Petal, a startup with a mission to shake up the world of credit cards, is poised for more expansion after nailing down another big commitment from its investors.
The New York-based FinTech, which bases credit decisions on an individual’s cash flow rather than standard industry metrics, has nailed down an additional $55 million, pushing the total amount of venture capital committed to the company to the $100 million mark.
Valar Ventures, which has made a name for itself investing in promising FinTechs, led the Series C round of funding.
Petal is now hoping to bring on board hundreds of thousands of new customers over the next two years, according to TechCrunch.
The FinTech is seeking to advantage of an opening created by the coronavirus crisis, which has forced banks and other traditional players to pull back. Petal contends that its cash-flow model has held up well amid the economic downturn.
Petal’s system for judging creditworthiness – which it calls “cash scoring” – focuses on the banking industry, looking closely at not just an applicant’s income, but her spending and savings as well.

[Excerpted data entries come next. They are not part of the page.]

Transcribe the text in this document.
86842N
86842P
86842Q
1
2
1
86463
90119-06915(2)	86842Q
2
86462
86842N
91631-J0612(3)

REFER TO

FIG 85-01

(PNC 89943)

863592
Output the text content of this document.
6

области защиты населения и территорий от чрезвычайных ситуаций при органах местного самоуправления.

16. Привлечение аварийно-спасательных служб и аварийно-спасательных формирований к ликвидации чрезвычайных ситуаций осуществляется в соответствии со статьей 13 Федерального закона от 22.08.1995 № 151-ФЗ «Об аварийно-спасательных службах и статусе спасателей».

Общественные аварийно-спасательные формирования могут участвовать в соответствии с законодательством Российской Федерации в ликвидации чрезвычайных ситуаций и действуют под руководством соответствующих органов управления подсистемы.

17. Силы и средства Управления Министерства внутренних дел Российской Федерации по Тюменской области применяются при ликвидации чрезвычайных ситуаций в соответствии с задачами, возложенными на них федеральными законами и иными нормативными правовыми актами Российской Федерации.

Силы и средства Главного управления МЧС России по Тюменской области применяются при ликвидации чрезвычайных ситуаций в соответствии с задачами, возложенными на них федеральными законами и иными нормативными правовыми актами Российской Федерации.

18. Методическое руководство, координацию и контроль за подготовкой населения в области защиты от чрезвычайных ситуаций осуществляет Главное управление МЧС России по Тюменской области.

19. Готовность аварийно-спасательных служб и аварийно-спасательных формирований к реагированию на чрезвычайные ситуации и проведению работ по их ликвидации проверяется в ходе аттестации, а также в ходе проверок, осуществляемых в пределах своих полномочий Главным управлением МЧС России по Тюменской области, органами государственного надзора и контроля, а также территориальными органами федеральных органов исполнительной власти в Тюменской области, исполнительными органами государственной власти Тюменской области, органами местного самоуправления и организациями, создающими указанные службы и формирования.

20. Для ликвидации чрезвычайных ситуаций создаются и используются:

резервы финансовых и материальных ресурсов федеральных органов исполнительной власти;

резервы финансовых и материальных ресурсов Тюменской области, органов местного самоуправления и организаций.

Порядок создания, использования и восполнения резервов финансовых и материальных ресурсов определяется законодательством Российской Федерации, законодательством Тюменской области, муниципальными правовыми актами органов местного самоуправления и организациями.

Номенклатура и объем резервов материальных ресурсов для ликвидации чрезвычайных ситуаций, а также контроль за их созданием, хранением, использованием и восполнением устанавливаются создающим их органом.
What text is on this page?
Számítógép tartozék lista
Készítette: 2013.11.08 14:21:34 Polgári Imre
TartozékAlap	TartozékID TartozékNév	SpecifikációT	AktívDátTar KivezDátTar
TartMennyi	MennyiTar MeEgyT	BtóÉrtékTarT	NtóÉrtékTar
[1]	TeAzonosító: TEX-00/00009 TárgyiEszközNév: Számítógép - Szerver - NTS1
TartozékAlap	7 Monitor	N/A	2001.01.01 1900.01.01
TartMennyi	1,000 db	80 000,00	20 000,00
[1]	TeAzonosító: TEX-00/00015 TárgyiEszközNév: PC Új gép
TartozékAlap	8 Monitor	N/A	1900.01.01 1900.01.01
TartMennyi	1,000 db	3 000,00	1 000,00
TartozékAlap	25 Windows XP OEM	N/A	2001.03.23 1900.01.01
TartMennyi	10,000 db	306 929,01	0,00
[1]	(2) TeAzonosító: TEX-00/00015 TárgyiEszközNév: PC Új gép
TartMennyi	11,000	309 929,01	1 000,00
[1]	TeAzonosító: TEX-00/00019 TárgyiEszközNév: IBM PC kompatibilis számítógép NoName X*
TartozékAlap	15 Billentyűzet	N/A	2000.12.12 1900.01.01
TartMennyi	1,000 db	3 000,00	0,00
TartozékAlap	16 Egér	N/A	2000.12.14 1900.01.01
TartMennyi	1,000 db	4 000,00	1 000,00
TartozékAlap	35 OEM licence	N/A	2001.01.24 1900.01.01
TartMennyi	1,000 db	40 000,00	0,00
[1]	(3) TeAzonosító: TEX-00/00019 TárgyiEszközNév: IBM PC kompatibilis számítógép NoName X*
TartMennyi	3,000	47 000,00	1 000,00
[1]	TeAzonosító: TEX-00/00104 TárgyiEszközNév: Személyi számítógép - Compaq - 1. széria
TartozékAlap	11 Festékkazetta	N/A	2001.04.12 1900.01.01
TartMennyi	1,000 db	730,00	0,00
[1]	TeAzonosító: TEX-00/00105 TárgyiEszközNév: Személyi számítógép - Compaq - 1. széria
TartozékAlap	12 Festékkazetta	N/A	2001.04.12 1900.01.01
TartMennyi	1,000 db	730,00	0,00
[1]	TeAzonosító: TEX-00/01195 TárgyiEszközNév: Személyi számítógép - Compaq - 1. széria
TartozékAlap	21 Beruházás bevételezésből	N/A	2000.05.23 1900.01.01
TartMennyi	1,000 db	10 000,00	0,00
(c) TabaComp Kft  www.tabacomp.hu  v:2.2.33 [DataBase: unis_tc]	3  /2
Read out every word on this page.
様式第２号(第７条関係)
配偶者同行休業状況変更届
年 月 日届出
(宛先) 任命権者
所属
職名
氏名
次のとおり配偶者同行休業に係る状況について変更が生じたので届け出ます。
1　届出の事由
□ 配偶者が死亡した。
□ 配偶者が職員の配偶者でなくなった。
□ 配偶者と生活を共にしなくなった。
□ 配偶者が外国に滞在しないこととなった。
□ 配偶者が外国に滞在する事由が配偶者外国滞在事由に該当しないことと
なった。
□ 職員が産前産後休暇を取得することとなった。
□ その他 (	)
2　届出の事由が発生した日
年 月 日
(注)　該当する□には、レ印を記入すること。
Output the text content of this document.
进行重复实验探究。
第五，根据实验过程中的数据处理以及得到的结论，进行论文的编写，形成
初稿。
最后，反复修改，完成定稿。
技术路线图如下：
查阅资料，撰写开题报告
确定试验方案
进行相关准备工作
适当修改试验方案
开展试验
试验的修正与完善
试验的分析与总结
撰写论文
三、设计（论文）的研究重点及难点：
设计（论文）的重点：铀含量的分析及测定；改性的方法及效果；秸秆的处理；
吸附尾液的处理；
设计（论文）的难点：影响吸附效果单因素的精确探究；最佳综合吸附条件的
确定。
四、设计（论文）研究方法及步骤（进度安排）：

Once approved, customers gain access to a “high-quality Visa® credit card.” They do not need to have had a credit card previously to qualify, Petal noted in the press release.
“Traditional credit scores have become less reliable in the COVID economy, forcing mainstream banks to significantly scale back access to credit at a time when many people need it most,” said Jason Gross, Petal’s CEO and co-founder. “Cash flow scoring allows Petal to continue making credit available even in these volatile economic conditions.”
This is Valar’s third major investment in Petal; the firm led a $30 million Series B round of funding in the company last year and the initial Series A round in 2018.
“We’re pleased to once again invest in Petal,” said James Fitzgerald, a founding partner with Valar Ventures. “They have created a better and more modern credit experience, and a game-changing technology platform that’s well-matched to these times.”